The "and" is that the illegal conduit remains. As I said, it would be like legalizing wine during Prohibition. Those who drink wine certainly would be in favor. But what does it really solve?

"Why should the government mandate certain potencies?"

To get the votes for legalization. From parents concerned about their kids getting hooked on high potency pot as they're concerned about their kids getting hooked on cigarettes because the tobacco companies are "deliberately increasing nicotine content".

"Indeed... although the underaged would find it harder to get pot"

Harder to get. Sure. But harder to get means nothing. Today, kids admit that alcohol is harder to get than pot -- yet they use alcohol 2:1 over pot. Why? Because society says it's OK (Hey, how bad can it be? It's legal!)
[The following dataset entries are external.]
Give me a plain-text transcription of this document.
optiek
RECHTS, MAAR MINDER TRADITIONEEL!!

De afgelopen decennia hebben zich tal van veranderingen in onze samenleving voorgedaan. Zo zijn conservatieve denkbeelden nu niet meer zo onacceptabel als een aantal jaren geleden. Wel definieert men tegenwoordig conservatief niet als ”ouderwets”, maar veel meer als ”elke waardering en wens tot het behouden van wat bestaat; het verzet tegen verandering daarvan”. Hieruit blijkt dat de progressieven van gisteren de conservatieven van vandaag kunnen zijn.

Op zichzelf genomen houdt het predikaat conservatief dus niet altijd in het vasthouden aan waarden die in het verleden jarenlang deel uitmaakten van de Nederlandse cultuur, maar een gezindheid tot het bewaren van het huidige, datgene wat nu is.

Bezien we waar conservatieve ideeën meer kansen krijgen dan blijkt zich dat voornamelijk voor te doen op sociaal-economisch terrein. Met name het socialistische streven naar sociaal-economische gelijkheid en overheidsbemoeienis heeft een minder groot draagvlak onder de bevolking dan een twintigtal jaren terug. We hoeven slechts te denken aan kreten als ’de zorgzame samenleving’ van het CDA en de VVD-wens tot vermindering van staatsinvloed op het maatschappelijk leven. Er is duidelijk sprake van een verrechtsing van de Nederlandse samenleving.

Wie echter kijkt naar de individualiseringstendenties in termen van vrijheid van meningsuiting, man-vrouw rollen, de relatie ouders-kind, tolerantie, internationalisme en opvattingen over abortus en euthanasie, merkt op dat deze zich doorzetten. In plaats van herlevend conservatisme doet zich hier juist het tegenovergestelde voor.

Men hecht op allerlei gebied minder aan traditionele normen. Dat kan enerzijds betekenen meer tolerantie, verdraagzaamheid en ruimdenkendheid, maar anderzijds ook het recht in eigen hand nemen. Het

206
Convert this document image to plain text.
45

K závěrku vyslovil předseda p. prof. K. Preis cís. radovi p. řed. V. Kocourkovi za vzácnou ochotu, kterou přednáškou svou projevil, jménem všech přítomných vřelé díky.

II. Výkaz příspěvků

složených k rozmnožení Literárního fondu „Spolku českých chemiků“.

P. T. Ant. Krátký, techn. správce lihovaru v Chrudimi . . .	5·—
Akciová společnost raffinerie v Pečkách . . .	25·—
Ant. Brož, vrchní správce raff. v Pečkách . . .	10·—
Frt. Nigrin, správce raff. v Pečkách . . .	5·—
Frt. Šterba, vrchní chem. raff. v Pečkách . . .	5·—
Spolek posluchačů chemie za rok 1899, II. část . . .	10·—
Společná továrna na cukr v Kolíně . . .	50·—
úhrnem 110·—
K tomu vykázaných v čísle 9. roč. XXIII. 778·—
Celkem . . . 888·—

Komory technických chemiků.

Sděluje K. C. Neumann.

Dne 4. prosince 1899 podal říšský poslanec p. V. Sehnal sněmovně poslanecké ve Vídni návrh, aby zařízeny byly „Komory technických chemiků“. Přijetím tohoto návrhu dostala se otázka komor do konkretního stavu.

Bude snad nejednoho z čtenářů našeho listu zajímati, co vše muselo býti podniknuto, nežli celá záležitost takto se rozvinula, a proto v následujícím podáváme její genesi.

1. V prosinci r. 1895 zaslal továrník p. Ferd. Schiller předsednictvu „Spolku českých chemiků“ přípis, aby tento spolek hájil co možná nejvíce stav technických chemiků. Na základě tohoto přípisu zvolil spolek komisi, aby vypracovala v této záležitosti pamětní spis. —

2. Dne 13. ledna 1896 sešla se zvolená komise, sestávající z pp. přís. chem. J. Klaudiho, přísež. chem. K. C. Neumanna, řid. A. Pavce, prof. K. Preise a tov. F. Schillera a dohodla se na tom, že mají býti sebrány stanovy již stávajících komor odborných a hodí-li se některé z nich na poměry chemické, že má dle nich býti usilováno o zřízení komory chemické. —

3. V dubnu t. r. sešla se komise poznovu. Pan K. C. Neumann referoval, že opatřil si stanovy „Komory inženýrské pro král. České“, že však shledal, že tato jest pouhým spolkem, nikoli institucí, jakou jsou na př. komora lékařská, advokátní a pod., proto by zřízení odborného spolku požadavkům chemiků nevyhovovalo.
"have to spend so many resources tracking down and arresting responsible adult consumers"

True. Instead they'll have to spend their time running sting operations on 500,000 retail outlets selling marijuana.

"Black markets cannot be price-competitive with free markets, and taxes could be ridiculously high (as they are on alcohol and tobacco) without making illicit drugs a good buy for the consumer."

The taxes on alcohol aren't there yet. But they are on cigarettes.

"Thanks to recent city- and state-level tax hikes, New York City now has the highest cigarette taxes in the country—a combined state and local tax rate of $3.00 per pack. Consumers have responded by turning to the city's bustling black market and other low-tax sources of cigarettes. During the four months following the recent tax hikes, sales of taxed cigarettes in the city fell by more than 50 percent compared to the same period the prior year."

" New York has a long history of cigarette tax evasion. Former governor Malcolm Wilson dubbed the city the "promised land for cigarette bootleggers." Over the decades, a series of studies by federal, state, and city officials has found that high taxes have created a thriving illegal market for cigarettes in the city. That market has diverted billions of dollars from legitimate businesses and governments to criminals."